We are working on theoretical and experimental developments in the area of fluid driven fracture propagation in rocks. Our aim is to better quantify the growth dynamics of fluid driven fractures occurring either naturally (magmatic dikes, fractures at glacier beds) or in relation to industrial injection. Our interests span both frictional shear-induced failures of faults as well as the propagation of ‘fresh’ tensile fractures (hydraulic fractures) and their associated seismicity.
- Laboratory experiments
We have developed a unique experimental set-up to perform laboratory experiments on cubic rock samples of 250mm*250mm*250mm size. The cubic blocks can be subjected to a true tria-axial state of stress (up to 20MPa) as well as pore-pressure. Fractures are driven by the injection of a fluid at a constant rate from a wellbore drilled in the specimen. 64 piezo-electric sensors are used to image the fracture growth via active acoustic waves (akin to performing a 4D ‘seismic-like’ imaging at the lab-scale in the ultrasonic range). 16 additional piezo-electric (broadband) sensors record passively acoustic emissions occurring during the failure process.

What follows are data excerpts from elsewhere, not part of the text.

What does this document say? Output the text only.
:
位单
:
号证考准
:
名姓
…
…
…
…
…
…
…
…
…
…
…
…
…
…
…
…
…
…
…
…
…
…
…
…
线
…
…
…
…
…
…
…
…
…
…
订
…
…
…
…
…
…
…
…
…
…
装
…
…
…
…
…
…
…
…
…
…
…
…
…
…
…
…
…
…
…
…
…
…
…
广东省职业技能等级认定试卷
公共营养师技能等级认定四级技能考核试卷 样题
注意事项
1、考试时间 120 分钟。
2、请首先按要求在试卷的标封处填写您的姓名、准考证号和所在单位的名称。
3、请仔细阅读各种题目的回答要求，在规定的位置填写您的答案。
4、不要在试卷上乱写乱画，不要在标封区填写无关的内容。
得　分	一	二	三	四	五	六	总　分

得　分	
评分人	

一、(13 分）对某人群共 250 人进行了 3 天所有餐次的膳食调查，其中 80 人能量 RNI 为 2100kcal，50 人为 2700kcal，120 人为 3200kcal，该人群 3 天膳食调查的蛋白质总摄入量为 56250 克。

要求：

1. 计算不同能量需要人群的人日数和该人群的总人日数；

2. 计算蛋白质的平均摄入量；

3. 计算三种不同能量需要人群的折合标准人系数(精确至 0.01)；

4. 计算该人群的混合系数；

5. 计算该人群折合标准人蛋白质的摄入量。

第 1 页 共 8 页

- Theoretical developments
We have been recently working on frictional ruptures induced by fluid pressurization – developing theoretical understand (scaling laws) and semi-analytical solutions.
In the field of hydraulic fracturing, over the years, we have worked on planar 3D fracture growth in transverse isotropic materials, the effect of buoyancy (in the context of magmatic dykes), heterogeneities of in-situ stress, fracture energy, the impact of complex non-Newtonian rheology (shear-thinning properties etc.) on HF propagation etc.
We have clarified the effect of turbulent flow on hydraulic fracture propagation, especially the effect of friction reducers added to the fracturing fluid during industrial stimulation of shale-gas wells.
- Numerical developments
We are developing a series of open-source codes for the modeling of fracture propagation driven by coupled processes (fluid, solid loadings etc.) in both 2 and 3D. Notably, we have recently released a python-based solver PyFrac for the simulation of planar 3D hydraulic fractures. A similar effort is on-going for simulating the frictional ruptures of fractured rock masses induced by fluid-injection.
We are actively pushing the proper verification of numerical codes, which is critical for such highly non-linear moving boundaries problems.